India's cricket market is strictly oddball: CSM clients address Latika as "Bhabhi", a sign of sentimental hearts perhaps, but no one underestimates the Indian cricketer's hard nose: when IMG, pioneer of sports marketing worldwide and manager to John McEnroe among others, first came to India in the mid-1990s, it had to break away from established practice and offer a minimum guarantee (MG) fee to cricketers. In 1995-96, IMG insiders say, it offered a group of four teenagers, including Kaif and Yuvraj, an MG of Rs 10 lakh each, but were turned down because the sum wasn't deemed enough.

This was, after all, the year Tendulkar was first signed by the late Mark Mascarenhas and WorldTel for an mg of Rs 30 crore over five years, a figure that popped eyeballs. "Mark's deal brought a big change to cricket marketing. It was like he was doing the bidding on behalf of everybody," says Lokesh Sharma of 21st Century Media, a former athletics journalist, whose stars, astrological and cricketing, are the envy of his rivals these days.

Form in cricket is an intangible and its management is as secure as skating on thin ice. The major players in the business choose to multi-task: Sporting Frontiers India manages Harbhajan and Laxman. But that, says Chief Executive Steve Smith, "is a small part of our business. Instadia rights is a huge area of interest for us." Similarly, celebrity manager PDM constitutes only 5-6 per cent of media giant Percept IMC's total business.Ganguly and PDM have set up Sourav Ganguly Percept D'Mark (SGPDM). Percept IMC Joint Managing Director Shailendra Singh says SGPDM is free of any conflict of interest for the Indian captain. "SGPDM will only be involved in institutional stuff-clinics and camps. It's got nothing to do with personal endorsements. We would never get a cricketer into things like that."

Mascarenhas' deals usually measured the temperature of the business; At WorldTel, Tendulkar's account of an estimated MG of Rs 100 crore over five years beginning 2001 is now handled by Samir Singh. The contracts crisis has, he says, affected the market. "Sachin's current sponsors have been more than supportive. But people are very wary. It's wait and watch."

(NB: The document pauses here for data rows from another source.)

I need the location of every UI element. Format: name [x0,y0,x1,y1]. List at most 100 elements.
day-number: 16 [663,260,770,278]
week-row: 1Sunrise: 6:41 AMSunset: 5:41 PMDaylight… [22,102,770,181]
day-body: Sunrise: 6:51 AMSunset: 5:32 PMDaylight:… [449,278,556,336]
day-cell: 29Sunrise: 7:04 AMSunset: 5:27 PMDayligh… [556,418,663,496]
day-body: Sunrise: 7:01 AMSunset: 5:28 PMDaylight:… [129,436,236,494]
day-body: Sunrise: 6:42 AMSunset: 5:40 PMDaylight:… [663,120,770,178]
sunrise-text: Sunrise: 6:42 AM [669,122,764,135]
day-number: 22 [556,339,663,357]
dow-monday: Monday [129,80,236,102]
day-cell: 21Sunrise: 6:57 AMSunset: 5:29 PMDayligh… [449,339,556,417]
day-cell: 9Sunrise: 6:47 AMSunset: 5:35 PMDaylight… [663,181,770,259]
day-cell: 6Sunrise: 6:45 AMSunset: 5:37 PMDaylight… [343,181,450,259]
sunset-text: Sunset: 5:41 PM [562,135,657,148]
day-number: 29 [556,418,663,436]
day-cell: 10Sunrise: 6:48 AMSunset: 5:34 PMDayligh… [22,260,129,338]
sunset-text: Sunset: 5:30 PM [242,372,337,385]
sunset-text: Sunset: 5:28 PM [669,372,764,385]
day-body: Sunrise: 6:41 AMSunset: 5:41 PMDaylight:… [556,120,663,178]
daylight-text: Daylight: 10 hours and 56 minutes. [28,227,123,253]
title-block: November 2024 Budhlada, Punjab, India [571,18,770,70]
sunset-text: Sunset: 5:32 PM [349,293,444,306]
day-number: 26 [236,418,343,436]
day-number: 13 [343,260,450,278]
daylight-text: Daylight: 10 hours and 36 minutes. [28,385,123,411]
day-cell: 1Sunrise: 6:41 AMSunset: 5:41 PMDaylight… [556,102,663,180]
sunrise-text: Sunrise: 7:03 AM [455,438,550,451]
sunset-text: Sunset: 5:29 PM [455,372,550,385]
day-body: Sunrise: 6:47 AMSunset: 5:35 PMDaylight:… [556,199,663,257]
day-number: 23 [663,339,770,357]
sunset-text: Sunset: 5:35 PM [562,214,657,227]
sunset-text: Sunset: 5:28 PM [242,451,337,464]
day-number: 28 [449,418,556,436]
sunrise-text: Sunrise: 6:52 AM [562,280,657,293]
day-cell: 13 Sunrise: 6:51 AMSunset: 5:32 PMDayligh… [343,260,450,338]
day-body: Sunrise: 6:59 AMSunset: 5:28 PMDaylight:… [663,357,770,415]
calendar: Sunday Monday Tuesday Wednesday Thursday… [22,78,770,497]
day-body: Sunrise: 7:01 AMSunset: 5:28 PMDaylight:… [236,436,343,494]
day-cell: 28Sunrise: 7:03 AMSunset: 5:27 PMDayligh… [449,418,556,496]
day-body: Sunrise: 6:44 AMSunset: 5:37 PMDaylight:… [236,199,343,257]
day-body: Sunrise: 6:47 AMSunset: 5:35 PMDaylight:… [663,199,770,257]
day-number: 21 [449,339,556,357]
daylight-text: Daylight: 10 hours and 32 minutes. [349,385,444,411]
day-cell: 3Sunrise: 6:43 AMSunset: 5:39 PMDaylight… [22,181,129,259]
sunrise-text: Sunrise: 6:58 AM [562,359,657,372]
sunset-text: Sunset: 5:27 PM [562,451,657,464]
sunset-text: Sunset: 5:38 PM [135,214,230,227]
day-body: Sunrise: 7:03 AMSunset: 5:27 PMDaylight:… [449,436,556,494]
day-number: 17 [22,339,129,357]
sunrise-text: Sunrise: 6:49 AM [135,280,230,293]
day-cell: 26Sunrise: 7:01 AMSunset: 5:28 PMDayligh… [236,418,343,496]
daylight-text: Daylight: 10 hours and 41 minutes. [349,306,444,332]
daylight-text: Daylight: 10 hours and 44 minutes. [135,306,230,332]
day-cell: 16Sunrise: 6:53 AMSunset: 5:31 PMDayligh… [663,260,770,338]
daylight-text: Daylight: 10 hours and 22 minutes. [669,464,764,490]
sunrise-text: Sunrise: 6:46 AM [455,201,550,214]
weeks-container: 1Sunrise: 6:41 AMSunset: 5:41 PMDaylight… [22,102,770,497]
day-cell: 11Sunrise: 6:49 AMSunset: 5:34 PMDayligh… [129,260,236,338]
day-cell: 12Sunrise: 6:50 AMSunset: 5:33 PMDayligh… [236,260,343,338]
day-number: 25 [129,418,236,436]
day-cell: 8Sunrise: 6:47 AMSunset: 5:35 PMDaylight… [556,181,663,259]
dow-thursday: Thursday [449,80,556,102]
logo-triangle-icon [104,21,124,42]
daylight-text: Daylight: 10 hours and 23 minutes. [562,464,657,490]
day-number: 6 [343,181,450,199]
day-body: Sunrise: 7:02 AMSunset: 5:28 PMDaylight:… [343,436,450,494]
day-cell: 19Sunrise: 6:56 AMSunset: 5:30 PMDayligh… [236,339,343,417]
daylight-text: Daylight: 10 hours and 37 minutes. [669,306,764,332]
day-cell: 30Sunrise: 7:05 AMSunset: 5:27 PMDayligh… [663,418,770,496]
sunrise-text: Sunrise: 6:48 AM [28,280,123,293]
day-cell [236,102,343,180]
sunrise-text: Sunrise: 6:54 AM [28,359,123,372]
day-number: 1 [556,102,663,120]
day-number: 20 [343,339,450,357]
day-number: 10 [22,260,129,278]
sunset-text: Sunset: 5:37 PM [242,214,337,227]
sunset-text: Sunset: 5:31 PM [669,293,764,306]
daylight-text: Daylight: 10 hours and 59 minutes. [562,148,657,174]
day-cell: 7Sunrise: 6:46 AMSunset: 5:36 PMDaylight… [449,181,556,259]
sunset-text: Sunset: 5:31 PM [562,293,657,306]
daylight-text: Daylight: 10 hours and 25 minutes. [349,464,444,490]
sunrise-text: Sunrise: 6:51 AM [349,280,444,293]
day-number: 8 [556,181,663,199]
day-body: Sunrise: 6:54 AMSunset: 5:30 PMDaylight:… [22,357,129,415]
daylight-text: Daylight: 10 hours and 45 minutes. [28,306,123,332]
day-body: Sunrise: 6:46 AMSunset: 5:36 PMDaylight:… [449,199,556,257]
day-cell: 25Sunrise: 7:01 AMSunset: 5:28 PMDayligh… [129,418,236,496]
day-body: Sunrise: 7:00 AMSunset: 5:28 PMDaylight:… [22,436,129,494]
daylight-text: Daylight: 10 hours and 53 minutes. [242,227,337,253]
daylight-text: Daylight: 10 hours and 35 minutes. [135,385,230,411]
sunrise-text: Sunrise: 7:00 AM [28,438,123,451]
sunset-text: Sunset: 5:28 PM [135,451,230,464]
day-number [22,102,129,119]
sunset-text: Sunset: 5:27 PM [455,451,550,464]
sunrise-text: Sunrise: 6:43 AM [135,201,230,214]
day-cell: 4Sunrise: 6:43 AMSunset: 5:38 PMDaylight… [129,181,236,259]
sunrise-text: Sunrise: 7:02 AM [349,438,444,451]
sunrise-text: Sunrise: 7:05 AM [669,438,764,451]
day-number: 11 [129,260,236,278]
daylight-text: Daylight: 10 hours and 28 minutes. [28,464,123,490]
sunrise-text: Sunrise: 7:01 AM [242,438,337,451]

An old truth is now self-evident and will dictate the future of the contracts issue, when it's time to draw up World Cup player terms. No sponsor wants to be remembered as the brand that tried to cut in on the country's foremost sporting heroes. Never mind sharing a piece of the pie, Indian cricket's poster boys could end up having their cake and eating it too.

ENDORSEMENTS
India's finest cash in their cricketing success, earning their wages through match fees, deals on gear and sponsorships image rights

1 BAT STICKER
A big-name bat sticker is the first sign that a cricketer's arrived. It is the easiest to sell for a new manager; Sachin Tendulkar's current deal for his bat sticker is said to be worth Rs 3 crore.

2 IMAGE RIGHTS
A player's image is used to sell products ranging from colas to luxury cars. Only a select few like Tendulkar straddle segments. Batsmen are more popular than bowlers, therefore a Yuvraj Singh or a Mohammed Kaif command fees in the range of Rs 20-25 lakh per endorsement per year, while pace bowler Zaheer Khan is reckoned to be worth Rs 15 lakh per deal per year.

3 MATCH FEES
A player's fees is made up of the BCCI's contribution and the sponsor's share given to players for wearing the team logo. The fee for a Test is Rs 2.5 lakh: Rs 2.10 lakh from the sponsor and Rs 40,000 from the BCCI. The ODI fee is Rs 2.25 lakh per match: Rs 2 lakh from sponsors and Rs 25,000 from the BCCI.

MASS MEDIA
Only the Indian captain is permitted to air his opinions in the press; an exclusive one-off piece from Sourav Ganguly can cost close to Rs 75,000; regular dispatches during tours and series cost between Rs 20,000 and Rs 30,000 a piece.